When presenting with labour, patients with minor placenta praevia (e.g. low lying placenta) should be monitored closely. These patients can deliver normally, however there is an increase risk of a requiring cesarean delivery. Major forms of placenta praevia typically have a cesarean delivery arranged for 37-38 weeks gestation.

Complications

The complications of placenta praevia generally arise from the risks presented by haemorrhage, pre-term birth and those of cesarean delivery.

Haemorrhage in placenta praevia can be incredibly variable, however minor bleeding is less likely to result in major complications. Any amount of blood loss can result in maternal anaemia. The risk increases with the severity of bleeding and low pre-bleed maternal haemoglobin and iron stores.
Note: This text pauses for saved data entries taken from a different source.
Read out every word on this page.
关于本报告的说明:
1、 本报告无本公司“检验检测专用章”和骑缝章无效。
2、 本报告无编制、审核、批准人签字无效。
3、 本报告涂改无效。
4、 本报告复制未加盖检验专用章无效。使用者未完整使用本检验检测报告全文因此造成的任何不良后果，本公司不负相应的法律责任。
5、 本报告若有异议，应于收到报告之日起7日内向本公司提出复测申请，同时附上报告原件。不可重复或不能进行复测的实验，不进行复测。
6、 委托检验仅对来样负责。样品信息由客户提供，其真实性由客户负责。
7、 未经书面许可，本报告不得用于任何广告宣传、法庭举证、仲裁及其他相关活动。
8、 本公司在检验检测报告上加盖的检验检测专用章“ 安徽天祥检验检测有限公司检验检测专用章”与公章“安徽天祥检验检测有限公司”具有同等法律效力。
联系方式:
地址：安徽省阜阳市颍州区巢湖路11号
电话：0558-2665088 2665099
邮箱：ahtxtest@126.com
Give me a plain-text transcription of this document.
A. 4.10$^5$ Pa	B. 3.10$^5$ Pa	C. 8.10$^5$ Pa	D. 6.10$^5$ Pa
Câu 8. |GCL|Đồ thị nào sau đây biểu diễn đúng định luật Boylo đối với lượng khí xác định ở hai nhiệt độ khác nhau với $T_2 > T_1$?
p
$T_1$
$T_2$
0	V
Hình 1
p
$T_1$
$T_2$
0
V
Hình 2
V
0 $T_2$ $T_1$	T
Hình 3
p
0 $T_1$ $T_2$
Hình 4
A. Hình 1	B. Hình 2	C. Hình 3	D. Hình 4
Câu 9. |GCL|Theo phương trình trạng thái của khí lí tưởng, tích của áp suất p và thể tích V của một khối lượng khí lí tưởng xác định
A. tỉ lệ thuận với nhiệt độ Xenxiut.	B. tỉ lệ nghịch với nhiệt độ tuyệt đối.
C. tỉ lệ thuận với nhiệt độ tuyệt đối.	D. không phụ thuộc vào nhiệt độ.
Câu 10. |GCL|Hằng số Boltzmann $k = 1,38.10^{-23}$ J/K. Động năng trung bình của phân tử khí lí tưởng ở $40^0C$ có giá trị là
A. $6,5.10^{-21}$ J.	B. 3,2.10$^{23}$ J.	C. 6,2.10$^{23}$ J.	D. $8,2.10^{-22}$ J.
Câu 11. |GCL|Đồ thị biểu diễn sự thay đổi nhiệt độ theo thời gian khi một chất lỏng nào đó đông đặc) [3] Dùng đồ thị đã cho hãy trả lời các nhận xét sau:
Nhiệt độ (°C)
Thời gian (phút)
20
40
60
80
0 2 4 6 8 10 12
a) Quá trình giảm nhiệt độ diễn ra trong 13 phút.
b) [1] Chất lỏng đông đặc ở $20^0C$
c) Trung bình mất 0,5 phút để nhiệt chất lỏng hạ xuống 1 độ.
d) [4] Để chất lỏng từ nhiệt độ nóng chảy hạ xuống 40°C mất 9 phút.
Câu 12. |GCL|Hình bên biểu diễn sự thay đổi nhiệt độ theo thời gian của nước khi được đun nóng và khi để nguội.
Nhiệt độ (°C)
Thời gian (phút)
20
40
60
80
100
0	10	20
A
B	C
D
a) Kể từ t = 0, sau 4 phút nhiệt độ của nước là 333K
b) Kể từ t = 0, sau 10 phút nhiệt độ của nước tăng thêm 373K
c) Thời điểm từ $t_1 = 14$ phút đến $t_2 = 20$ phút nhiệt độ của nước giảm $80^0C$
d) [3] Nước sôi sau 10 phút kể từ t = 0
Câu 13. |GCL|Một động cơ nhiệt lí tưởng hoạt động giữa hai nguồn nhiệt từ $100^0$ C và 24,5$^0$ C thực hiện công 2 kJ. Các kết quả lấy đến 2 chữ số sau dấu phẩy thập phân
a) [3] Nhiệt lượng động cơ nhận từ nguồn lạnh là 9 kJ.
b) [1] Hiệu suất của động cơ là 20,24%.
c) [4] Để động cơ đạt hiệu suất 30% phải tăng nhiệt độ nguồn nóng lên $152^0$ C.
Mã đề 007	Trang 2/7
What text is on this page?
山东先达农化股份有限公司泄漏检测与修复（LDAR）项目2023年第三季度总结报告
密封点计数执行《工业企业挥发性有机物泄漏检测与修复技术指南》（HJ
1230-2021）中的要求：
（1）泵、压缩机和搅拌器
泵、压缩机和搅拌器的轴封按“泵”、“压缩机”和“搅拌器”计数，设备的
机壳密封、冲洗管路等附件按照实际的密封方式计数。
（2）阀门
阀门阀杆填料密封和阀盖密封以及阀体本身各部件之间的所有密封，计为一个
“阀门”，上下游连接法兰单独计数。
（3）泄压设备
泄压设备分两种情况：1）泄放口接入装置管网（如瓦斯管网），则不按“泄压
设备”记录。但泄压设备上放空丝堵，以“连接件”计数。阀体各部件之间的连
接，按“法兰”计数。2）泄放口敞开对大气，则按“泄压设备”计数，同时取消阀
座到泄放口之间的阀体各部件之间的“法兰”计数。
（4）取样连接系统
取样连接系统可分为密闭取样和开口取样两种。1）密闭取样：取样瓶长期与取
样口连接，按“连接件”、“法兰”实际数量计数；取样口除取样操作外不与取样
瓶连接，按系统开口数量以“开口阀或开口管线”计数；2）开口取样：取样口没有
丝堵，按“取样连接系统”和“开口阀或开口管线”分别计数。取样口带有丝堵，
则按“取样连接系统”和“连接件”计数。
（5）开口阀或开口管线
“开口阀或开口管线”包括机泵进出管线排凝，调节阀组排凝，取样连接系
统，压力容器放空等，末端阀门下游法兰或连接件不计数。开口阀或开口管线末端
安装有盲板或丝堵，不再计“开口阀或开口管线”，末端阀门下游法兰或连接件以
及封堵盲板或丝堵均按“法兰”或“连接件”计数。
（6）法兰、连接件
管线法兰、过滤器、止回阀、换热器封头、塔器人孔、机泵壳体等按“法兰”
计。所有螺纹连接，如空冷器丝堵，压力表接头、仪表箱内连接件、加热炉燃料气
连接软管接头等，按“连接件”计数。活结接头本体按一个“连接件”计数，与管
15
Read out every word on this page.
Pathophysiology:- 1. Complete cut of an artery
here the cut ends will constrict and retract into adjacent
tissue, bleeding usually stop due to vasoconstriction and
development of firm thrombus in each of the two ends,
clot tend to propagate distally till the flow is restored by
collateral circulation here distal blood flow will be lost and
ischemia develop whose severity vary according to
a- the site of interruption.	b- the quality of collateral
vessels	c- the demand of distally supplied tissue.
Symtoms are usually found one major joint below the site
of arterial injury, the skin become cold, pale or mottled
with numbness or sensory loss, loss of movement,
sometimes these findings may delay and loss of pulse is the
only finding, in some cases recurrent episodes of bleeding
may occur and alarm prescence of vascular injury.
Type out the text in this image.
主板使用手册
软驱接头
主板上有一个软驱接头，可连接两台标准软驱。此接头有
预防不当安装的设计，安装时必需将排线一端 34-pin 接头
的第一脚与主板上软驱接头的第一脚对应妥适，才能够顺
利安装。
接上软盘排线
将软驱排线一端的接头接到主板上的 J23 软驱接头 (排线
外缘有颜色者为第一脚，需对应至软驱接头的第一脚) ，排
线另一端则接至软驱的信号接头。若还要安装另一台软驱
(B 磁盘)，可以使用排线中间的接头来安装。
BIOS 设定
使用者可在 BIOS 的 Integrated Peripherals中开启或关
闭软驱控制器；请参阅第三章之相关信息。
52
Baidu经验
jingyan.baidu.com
Patients are at higher risk of:
  • Pre-term birth
    • Patients can present with early labour or require emergency c-section before the delivery date due to bleeding
    • In major placenta praevia patients may be booked for an elective c-section before the due date to reduce risk
    • The complications for the fetus are the same for other pre-term birth, however there is a higher risk of anaemia
  • Fetal death
  • Intrauterine growth restriction

Patients who undergo cesarean section for placenta praevia are at an increased risk of bleeding that requires blood products and hysterectomy.
  • Hysterectomy may be indicated due to acute haemorrhage and has been associated with other placenta abnormalities, such as placenta accreta.